Meaningful touch and a spoken (or written) message — these first two elements lead up to the content of the words themselves. To convey the blessing, the words must attach high value to the person being blessed.
In blessing Jacob (thinking it was Esau), Isaac said, "Surely, the smell of my son is like the smell of a field which the Lord has blessed. ... Let peoples serve you, and nations bow down to you" (Gen. 27:27, 29).
That pictures a very valuable person! Not just anybody merits having nations bow down to him! And while we might think that calling a person a field would be criticizing him, that is not the case. A blessed field was one where there was tremendous growth and life and reward. Just ask a farm kid what a record crop, all ready to harvest, means to his or her parents. That's the picture Isaac gives his son.
As you may have noticed, Isaac uses a word picture (the field) to describe how valuable his son is to him. Word pictures are a powerful way of communicating acceptance. In the Old Testament they were a key to communicating to a child a message of high value — the third element of the family blessing.
A fourth element of the blessing is the way it pictures a special future for the person being blessed. Isaac said to his son Jacob, "May God give you of the dew of heaven, of the fatness of the earth. ... Let peoples serve you, and nations bow down to you" (Gen. 27:28–29).
Even today, Jewish homes are noted for picturing a special future for their children. One story I heard illustrates this activity very well.
Sidel, a young Jewish mother, was proudly walking down the street, pushing a stroller with her infant twins. As she rounded the corner, she saw her neighbor, Sarah. "My, what beautiful children," Sarah cooed. "What are their names?" Pointing to each child, Sidel replied, "This is Bennie, the doctor, and Reuben, the lawyer."
This woman believed her children had great potential and a special future before them. Isaac believed the same about his son and communicated that in his blessing — as we should communicate to those we seek to bless.
One distinction should be made between Isaac's blessing and the act of picturing a special future for a person today. Because of Isaac's unique position as a patriarch (God's appointed leader and a father of the nation of Israel), his words to Jacob carried with them the weight of biblical prophecy. We today cannot predict another person's future with such biblical accuracy. But we can help those we are blessing see a future that is full of light and opportunity. We can let them know we believe they can build an outstanding life and future with the strengths and abilities God has given them.
Our Lord himself speaks quite eloquently about our future in the Bible. In fact, he goes to great lengths to assure us of our present relationship with him and of the ocean full of blessings in store for us as his children.
We need to picture just such a special future for our children if we are serious about giving them our blessing. With this fourth element of the blessing, a child can gain a sense of security in the present and grow in confidence to serve God and others in the future.
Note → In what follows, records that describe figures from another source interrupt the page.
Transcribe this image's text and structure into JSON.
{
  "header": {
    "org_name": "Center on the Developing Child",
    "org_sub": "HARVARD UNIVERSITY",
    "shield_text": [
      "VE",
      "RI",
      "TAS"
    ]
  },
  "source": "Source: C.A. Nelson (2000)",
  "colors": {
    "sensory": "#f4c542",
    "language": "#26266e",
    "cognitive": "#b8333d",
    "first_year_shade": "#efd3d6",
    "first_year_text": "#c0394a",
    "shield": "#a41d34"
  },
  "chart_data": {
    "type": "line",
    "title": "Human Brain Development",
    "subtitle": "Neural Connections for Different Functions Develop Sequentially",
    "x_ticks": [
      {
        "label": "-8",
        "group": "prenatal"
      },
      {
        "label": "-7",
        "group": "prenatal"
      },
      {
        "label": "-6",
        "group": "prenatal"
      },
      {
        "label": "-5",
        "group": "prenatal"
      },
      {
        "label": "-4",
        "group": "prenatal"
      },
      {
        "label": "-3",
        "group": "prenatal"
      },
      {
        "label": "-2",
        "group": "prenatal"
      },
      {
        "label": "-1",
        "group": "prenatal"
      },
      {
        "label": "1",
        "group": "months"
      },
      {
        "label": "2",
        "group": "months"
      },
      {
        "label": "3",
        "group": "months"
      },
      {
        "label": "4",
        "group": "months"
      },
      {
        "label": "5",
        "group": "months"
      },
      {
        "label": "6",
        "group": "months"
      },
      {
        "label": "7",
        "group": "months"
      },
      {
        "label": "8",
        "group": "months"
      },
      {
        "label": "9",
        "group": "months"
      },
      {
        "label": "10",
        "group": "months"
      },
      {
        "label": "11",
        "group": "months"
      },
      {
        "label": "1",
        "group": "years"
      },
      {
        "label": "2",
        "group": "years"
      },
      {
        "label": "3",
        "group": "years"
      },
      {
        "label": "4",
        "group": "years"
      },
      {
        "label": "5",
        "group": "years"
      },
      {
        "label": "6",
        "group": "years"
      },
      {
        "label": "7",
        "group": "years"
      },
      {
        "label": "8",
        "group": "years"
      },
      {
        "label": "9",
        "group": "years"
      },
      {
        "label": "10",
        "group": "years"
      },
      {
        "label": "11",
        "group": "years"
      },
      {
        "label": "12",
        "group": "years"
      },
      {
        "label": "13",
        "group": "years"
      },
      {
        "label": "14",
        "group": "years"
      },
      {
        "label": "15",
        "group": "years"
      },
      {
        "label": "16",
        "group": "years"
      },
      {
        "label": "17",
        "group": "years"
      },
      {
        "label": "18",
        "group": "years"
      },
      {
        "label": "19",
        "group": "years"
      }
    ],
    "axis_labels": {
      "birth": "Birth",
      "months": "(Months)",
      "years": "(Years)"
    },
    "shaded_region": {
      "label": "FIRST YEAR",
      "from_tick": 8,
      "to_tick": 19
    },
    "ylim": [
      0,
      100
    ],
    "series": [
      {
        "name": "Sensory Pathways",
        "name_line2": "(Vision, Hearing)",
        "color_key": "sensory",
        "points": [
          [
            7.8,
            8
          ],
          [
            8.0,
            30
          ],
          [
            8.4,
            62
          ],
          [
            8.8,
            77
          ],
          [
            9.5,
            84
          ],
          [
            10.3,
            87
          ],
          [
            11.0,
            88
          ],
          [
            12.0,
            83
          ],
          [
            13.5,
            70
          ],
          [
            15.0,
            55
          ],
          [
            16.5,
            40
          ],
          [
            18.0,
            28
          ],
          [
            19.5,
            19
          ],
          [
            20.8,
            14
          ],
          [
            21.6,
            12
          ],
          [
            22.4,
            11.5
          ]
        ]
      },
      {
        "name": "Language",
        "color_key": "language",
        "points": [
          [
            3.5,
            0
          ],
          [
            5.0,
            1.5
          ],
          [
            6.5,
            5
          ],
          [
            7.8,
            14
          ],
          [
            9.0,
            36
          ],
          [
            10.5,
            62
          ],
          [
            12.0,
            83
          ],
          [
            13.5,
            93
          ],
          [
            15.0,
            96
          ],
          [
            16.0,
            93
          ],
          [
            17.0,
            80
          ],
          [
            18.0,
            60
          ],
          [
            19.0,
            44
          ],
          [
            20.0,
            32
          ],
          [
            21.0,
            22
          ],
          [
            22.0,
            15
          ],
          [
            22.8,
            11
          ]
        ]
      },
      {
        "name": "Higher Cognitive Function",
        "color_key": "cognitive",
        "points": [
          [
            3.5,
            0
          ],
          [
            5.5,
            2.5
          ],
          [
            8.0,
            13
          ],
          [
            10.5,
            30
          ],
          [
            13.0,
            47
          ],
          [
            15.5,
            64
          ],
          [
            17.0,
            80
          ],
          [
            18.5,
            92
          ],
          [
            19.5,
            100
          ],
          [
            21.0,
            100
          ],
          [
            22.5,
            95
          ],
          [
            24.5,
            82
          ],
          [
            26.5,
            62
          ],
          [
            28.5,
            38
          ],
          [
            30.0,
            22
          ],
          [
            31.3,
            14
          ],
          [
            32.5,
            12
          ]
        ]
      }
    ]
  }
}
The last element of the blessing concerns the responsibility that goes with giving the blessing. For the patriarchs, not only their words but God himself stood behind the blessing they bestowed on their children. Several times God spoke directly through the angel of the Lord to the patriarchs confirming his active commitment to their family line.
Parents today, in particular, need to rely on the Lord to give them the strength and staying power to confirm their children's blessing by expressing such an active commitment. They, too, have God's Word through the Scriptures as a guide, plus the power of the indwelling Holy Spirit.
Why is active commitment so important when it comes to bestowing the blessing? Words alone cannot communicate the blessing; they need to be backed with a willingness to do everything possible to help the one blessed be successful. We can tell a child, "You have the talent to be a very good pianist." But if we neglect to provide a piano for that child to practice on, our lack of commitment has undermined our message.
When it comes to spending time together or helping develop a certain skill, some children hear, "Wait until the weekend." Then it becomes, "Wait until another weekend" so many times that they no longer believe the words of blessing.
The fifth element of the blessing, an active commitment, is crucial to communicating the blessing in our homes.
That's a brief overview of the five elements of the blessing that can become a life-changing part of how we do family. Provide the five basic ingredients of the blessing — meaningful touch, a spoken (or written) message, attaching high value to the one being blessed, picturing a special future for him or her, and confirming the blessing by an active commitment — and personal acceptance can thrive in a home.